Dokumen point tuntutan yang ditandatangani oleh Komisariat Hukum, Komisariat Sriwijaya, Perwakilan Mahasiswa serta Komisariat FKIP Unsri dari GMNI Komisariat Sriwijaya pada aksi unjuk rasa solidaritas di depan Gedung Rektorat Unsri Kampus Indralaya, Senin (28/10). Dokumentasi/Rivan Situmorang.
Selain tiga poin tuntutan tersebut, mahasiswa turut menandatangani petisi Tolak Percaya BEM U dan Mendesak Rektorat. Penandatanganan dilakukan pada hari yang sama (28/10), yakni setelah adanya mimbar aksi dan sebelum menuntut tiga poin utama kepada pihak rektorat.
“Makanya timbul petisi tadi Tolak Percaya BEM U dan Mendesak Rektorat untuk melakukan tindakan pasti. Jadi, kami udah ga percaya sama BEM U sama orang-orang yang kalian pilih itu, ngapain kami ikuti mereka lagi, ngapain kami tunggu aksi mereka lagi. Harusnya mereka kan, yang garda terdepan,” ujar Samuel.

Mahasiswa dalam aksi demo menandatangani petisi “Tolak Percaya BEM U dan Mendesak Rektorat” Dokumentasi/Alqa
Menurut Samuel peran agent of social harus ada dalam diri mahasiswa dalam kepekaan akan isu yang beredar di sekitar kampus.
“Sebagai mahasiswa yang tentunya kita juga agent of social control gitu kan, harus peka dong kita terhadap isu-isu yang beredar di sekitar kita, terutama di kampus kita,” tambahnya.
Aksi yang digelar di depan kampus Unsri ini diikuti oleh berbagai aliansi mahasiswa dan mendapat dukungan dari kalangan dosen. Arfan Abrar, dosen ASN Prodi Peternakan, yang ikut tergabung dalam aksi tersebut mengatakan bahwa yang dilakukannya merupakan bentuk respon terhadap aksi demo.
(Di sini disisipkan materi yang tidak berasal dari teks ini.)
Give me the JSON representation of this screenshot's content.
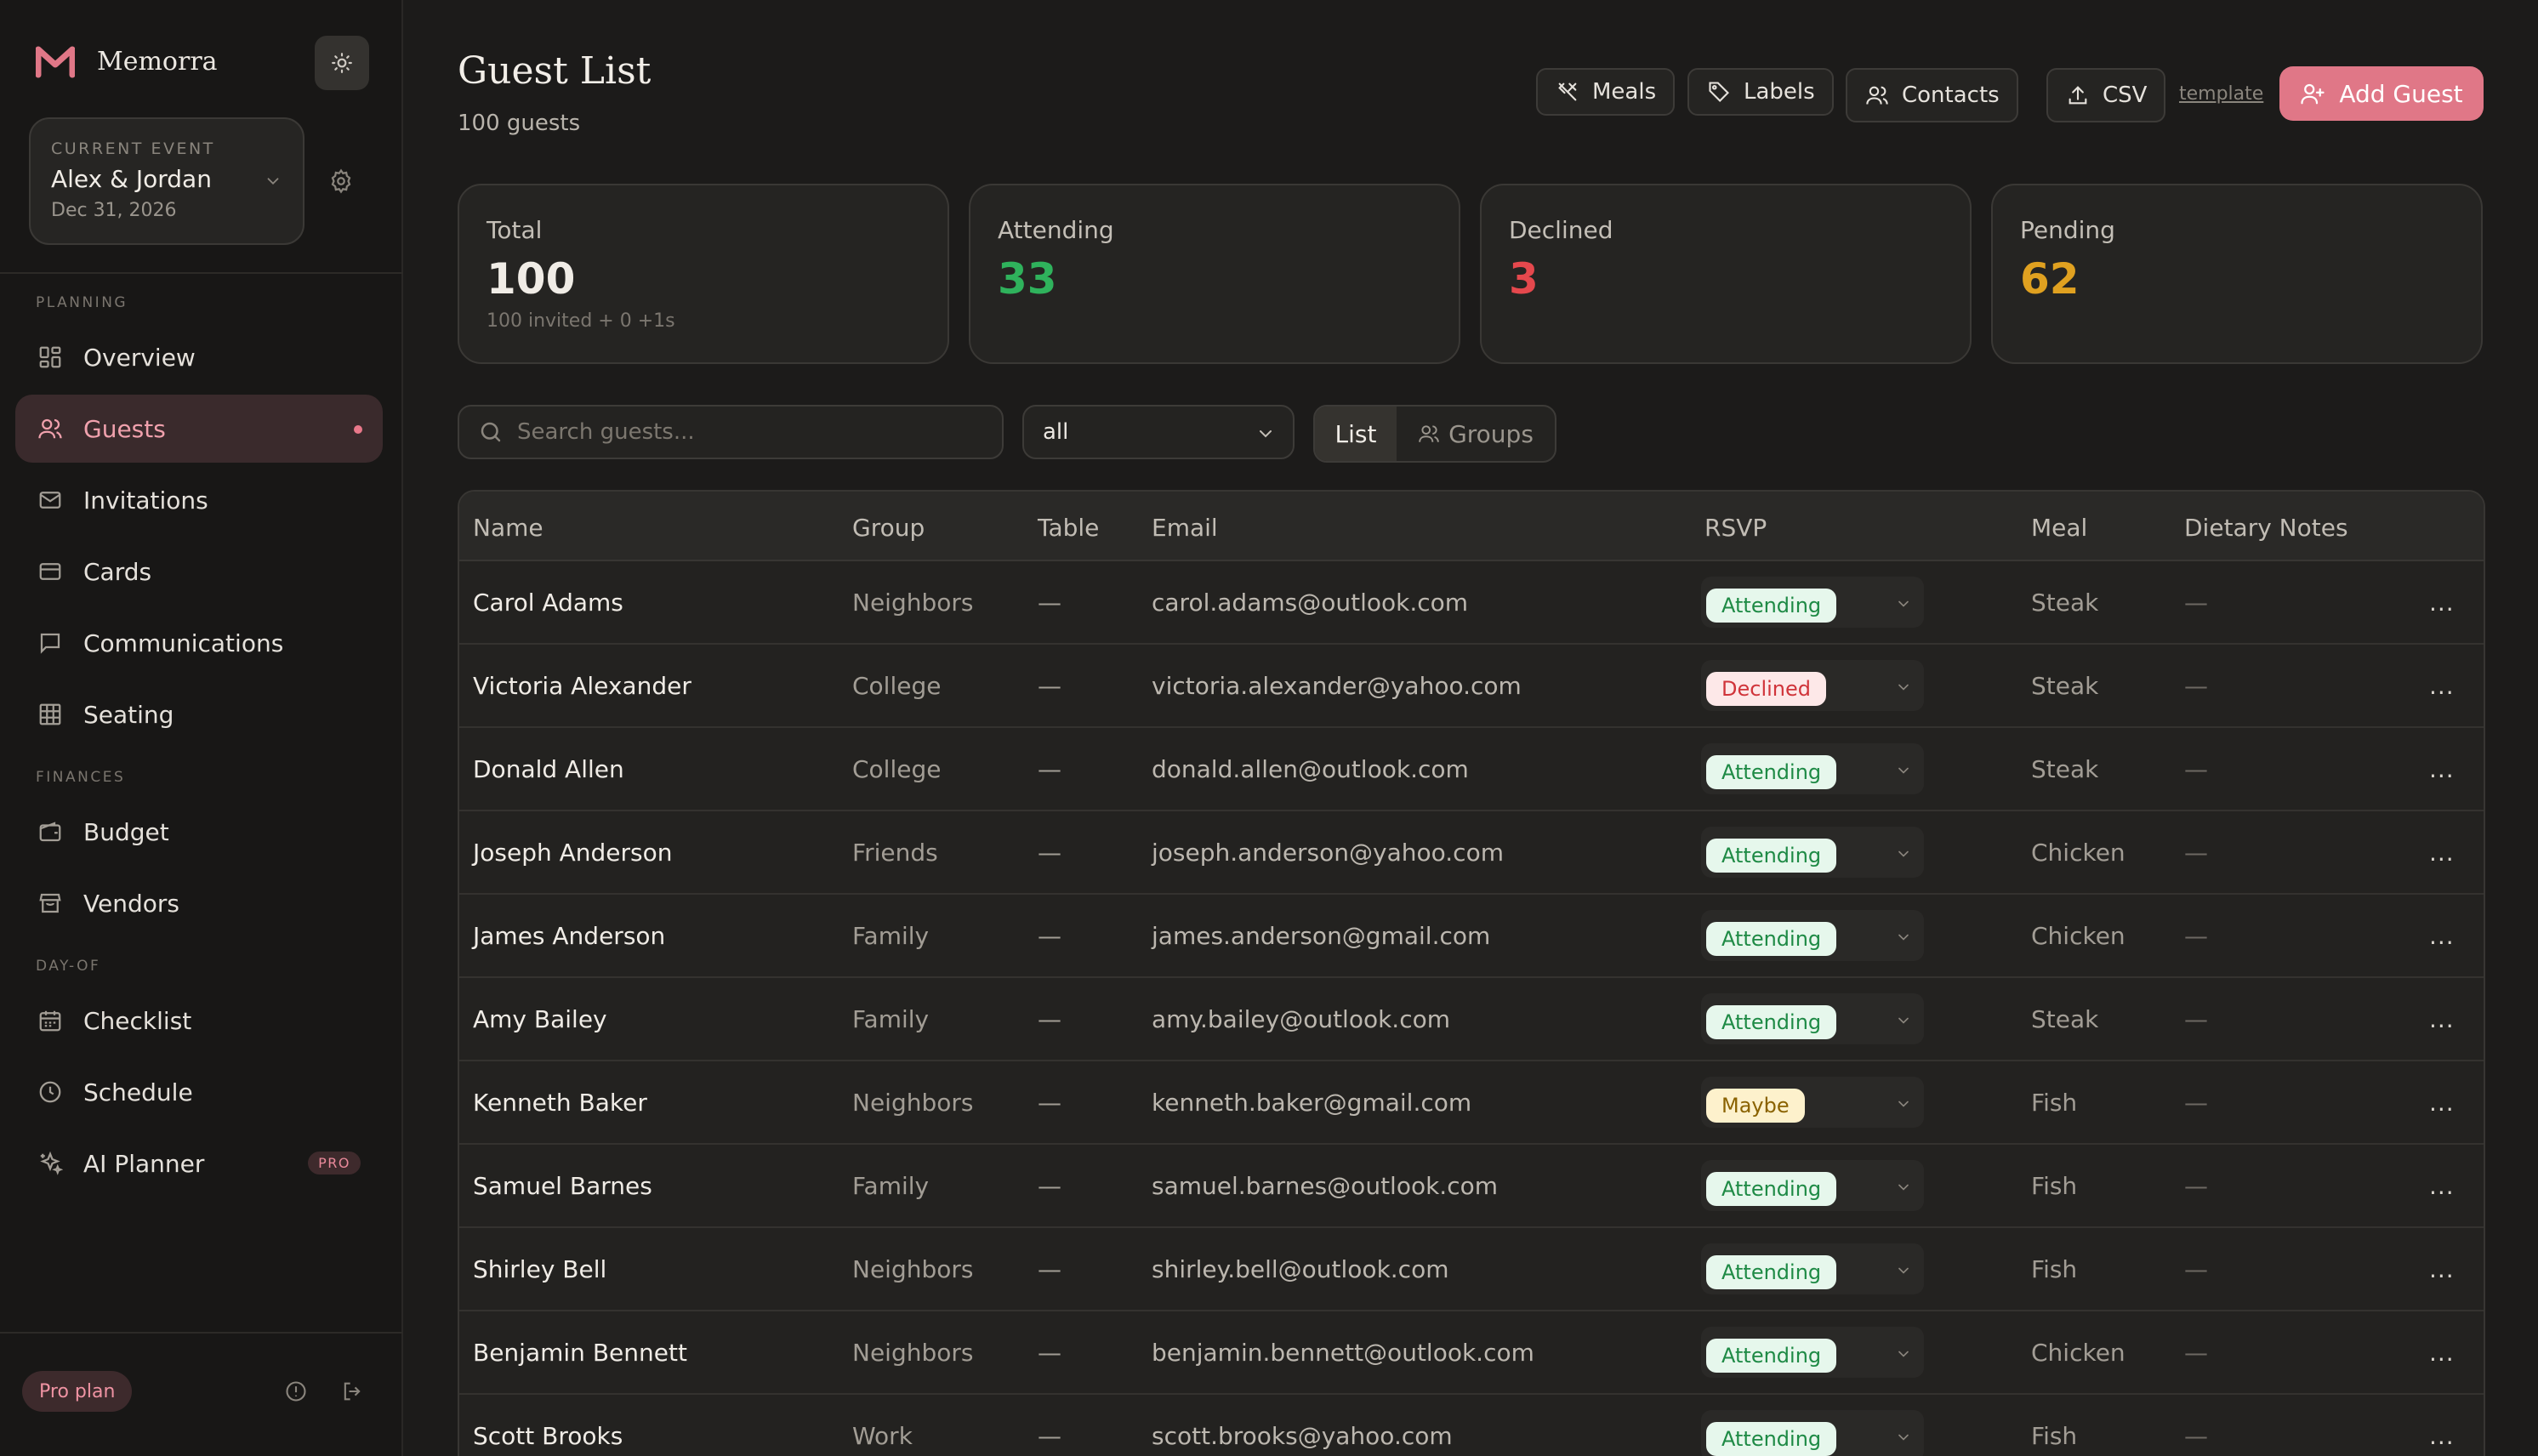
{
  "brand": {
    "name": "Memorra"
  },
  "event": {
    "label": "CURRENT EVENT",
    "name": "Alex & Jordan",
    "date": "Dec 31, 2026"
  },
  "sidebar": {
    "sections": {
      "planning": "PLANNING",
      "finances": "FINANCES",
      "dayof": "DAY-OF"
    },
    "items": [
      {
        "label": "Overview",
        "icon": "grid-icon"
      },
      {
        "label": "Guests",
        "icon": "users-icon"
      },
      {
        "label": "Invitations",
        "icon": "mail-icon"
      },
      {
        "label": "Cards",
        "icon": "card-icon"
      },
      {
        "label": "Communications",
        "icon": "message-icon"
      },
      {
        "label": "Seating",
        "icon": "table-icon"
      },
      {
        "label": "Budget",
        "icon": "wallet-icon"
      },
      {
        "label": "Vendors",
        "icon": "store-icon"
      },
      {
        "label": "Checklist",
        "icon": "calendar-icon"
      },
      {
        "label": "Schedule",
        "icon": "clock-icon"
      },
      {
        "label": "AI Planner",
        "icon": "sparkle-icon",
        "badge": "PRO"
      }
    ],
    "plan": "Pro plan"
  },
  "header": {
    "title": "Guest List",
    "subtitle": "100 guests",
    "buttons": {
      "meals": "Meals",
      "labels": "Labels",
      "contacts": "Contacts",
      "csv": "CSV",
      "template": "template",
      "add": "Add Guest"
    }
  },
  "stats": [
    {
      "label": "Total",
      "value": "100",
      "sub": "100 invited + 0 +1s",
      "color": "#f0ece6"
    },
    {
      "label": "Attending",
      "value": "33",
      "color": "#2fb25c"
    },
    {
      "label": "Declined",
      "value": "3",
      "color": "#e5484d"
    },
    {
      "label": "Pending",
      "value": "62",
      "color": "#e0a120"
    }
  ],
  "filters": {
    "search_placeholder": "Search guests...",
    "rsvp_filter": "all",
    "view": {
      "list": "List",
      "groups": "Groups"
    }
  },
  "table": {
    "columns": [
      "Name",
      "Group",
      "Table",
      "Email",
      "RSVP",
      "Meal",
      "Dietary Notes"
    ],
    "rows": [
      {
        "name": "Carol Adams",
        "group": "Neighbors",
        "table": "—",
        "email": "carol.adams@outlook.com",
        "rsvp": "Attending",
        "meal": "Steak",
        "diet": "—"
      },
      {
        "name": "Victoria Alexander",
        "group": "College",
        "table": "—",
        "email": "victoria.alexander@yahoo.com",
        "rsvp": "Declined",
        "meal": "Steak",
        "diet": "—"
      },
      {
        "name": "Donald Allen",
        "group": "College",
        "table": "—",
        "email": "donald.allen@outlook.com",
        "rsvp": "Attending",
        "meal": "Steak",
        "diet": "—"
      },
      {
        "name": "Joseph Anderson",
        "group": "Friends",
        "table": "—",
        "email": "joseph.anderson@yahoo.com",
        "rsvp": "Attending",
        "meal": "Chicken",
        "diet": "—"
      },
      {
        "name": "James Anderson",
        "group": "Family",
        "table": "—",
        "email": "james.anderson@gmail.com",
        "rsvp": "Attending",
        "meal": "Chicken",
        "diet": "—"
      },
      {
        "name": "Amy Bailey",
        "group": "Family",
        "table": "—",
        "email": "amy.bailey@outlook.com",
        "rsvp": "Attending",
        "meal": "Steak",
        "diet": "—"
      },
      {
        "name": "Kenneth Baker",
        "group": "Neighbors",
        "table": "—",
        "email": "kenneth.baker@gmail.com",
        "rsvp": "Maybe",
        "meal": "Fish",
        "diet": "—"
      },
      {
        "name": "Samuel Barnes",
        "group": "Family",
        "table": "—",
        "email": "samuel.barnes@outlook.com",
        "rsvp": "Attending",
        "meal": "Fish",
        "diet": "—"
      },
      {
        "name": "Shirley Bell",
        "group": "Neighbors",
        "table": "—",
        "email": "shirley.bell@outlook.com",
        "rsvp": "Attending",
        "meal": "Fish",
        "diet": "—"
      },
      {
        "name": "Benjamin Bennett",
        "group": "Neighbors",
        "table": "—",
        "email": "benjamin.bennett@outlook.com",
        "rsvp": "Attending",
        "meal": "Chicken",
        "diet": "—"
      },
      {
        "name": "Scott Brooks",
        "group": "Work",
        "table": "—",
        "email": "scott.brooks@yahoo.com",
        "rsvp": "Attending",
        "meal": "Fish",
        "diet": "—"
      }
    ],
    "row_menu": "···"
  },
  "colors": {
    "accent": "#e07787",
    "attending_bg": "#e6f7ec",
    "attending_fg": "#1e8a45",
    "declined_bg": "#fde8e8",
    "declined_fg": "#d0343a",
    "maybe_bg": "#fdf1cc",
    "maybe_fg": "#8a6200"
  }
}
“Kalau saya kan sebenarnya apa yang terjadi kemarin itu saya merespon. Tapi berita seolah-olah saya yang memimpin demo. Padahal kejadiannya bukan gitu ya,” ujar Arfan.
Arfan menyatakan bahwa semua dosen telah dibekali dengan diklat mengenai pelecehan seksual sehingga dirinya ikut mengawal kasus tersebut.
“Itu respon. Respon dari apa yang ditampilkan oleh orang-orang yang di depan (aksi demo di depan rektorat Unsri). Bukan soal vokal atau nggak. Jadi saya udah cerita latar belakang saya bahwa kita semua dosen pernah memahami dan mempelajari itu. Ya, apa saja masuk dalam kategori pelecehan, saya mengawal aja,” tambah Arfan.
Senada dengan Samuel, Arpan juga menyatakan bahwa mahasiswa memiliki kekuatan moral bukan law enforcement.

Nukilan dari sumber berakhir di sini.